Les spécialistes distinguent depuis longtemps(1) la catégorie des prédateurs (dont l’humain fait partie) avec des globes oculaires orientés vers l’avant qui leur procurent une vision convergente et une bonne notion du relief, mais une faible vision périphérique ; l’autre catégorie, les proies, ont au contraire une vision périphérique développée leur permettant de fuir rapidement, au détriment de la vision centrale.

Grâce à des mesures effectuées sur cent crânes humains et cent vingt crânes(2) d’autres hominoïdes (les singes les plus proches de l’humain), Éric Denion apporte des nuances supplémentaires : « L’orbite de l’humain et des gibbons est moins convergente, moins orientée vers l’avant que celle des bonobos, chimpanzés, gorilles et orangs-outans. Par ailleurs, l’orbite humaine est très allongée horizontalement(3). Enfin et surtout, l’humain possède un rebord latéral plus reculé, qui, associé aux mouvements oculomoteurs, permet une très bonne vision latérale. » Dans cette configuration, l’œil est moins protégé mais le gain pour la vision (champ visuel) semble avoir été privilégié. Certaines personnes peuvent en effet dépasser 90 ° de champ visuel latéral sans bouger la tête, et aller jusqu’à 135 ° en portant l’œil en dehors !

Dans sa deuxième publication, Éric Denion a réalisé des analyses chiffrées du champ visuel en utilisant un modèle mathématique(4). Il modifie la position du rebord latéral de l’orbite humaine pour la faire ressembler à celle de singes hominoïdes.
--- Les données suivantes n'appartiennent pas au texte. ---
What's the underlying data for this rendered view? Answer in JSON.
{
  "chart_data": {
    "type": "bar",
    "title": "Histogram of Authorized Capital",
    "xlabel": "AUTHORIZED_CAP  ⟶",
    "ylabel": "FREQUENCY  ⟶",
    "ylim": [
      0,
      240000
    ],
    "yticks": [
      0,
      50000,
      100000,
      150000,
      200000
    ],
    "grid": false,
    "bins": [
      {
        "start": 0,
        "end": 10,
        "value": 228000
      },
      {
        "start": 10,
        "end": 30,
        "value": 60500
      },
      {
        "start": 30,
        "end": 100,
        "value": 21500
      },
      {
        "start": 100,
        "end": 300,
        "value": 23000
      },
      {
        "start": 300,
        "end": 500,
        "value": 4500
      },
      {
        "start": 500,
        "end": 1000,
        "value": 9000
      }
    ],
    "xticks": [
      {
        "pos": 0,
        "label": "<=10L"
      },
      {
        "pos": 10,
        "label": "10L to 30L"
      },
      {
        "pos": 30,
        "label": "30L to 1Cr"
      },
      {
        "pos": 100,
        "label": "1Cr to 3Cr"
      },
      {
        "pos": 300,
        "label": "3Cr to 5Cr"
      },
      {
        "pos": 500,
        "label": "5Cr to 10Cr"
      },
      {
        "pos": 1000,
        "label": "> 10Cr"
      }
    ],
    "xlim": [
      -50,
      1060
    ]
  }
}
Et il s’avère qu’un léger avancement du rebord latéral (8,4 °) entraîne une perte considérable de champ visuel latéral (21 °). « Je suis ophtalmologue, rappelle Éric Denion, et croiser mes connaissances avec d’autres en anthropologie, évolution... me passionne. J’aimerais poursuivre ces travaux sur l’anatomie de l’œil avec d’autres outils. » En attendant, une autre de ses études montre que le port de lunettes à larges branches, très prisées en ce moment, réduit cette vision périphérique qui a évolué chez l’humain en plusieurs millions d’années !

(1) Voir les travaux de Daniel E. Lieberman de l’université Harvard (ex : The Evolution of the Human Head, 2011).

(2) Conservés au musée de l’Homme de Paris et dans les Musées d’histoire naturelle de Paris, Bruxelles et Tervuren (Belgique).

(3) L’humain possède le rapport largeur sur hauteur le plus important.

(4) Développé par Éric Levieil, normalien en mathématiques et informatique.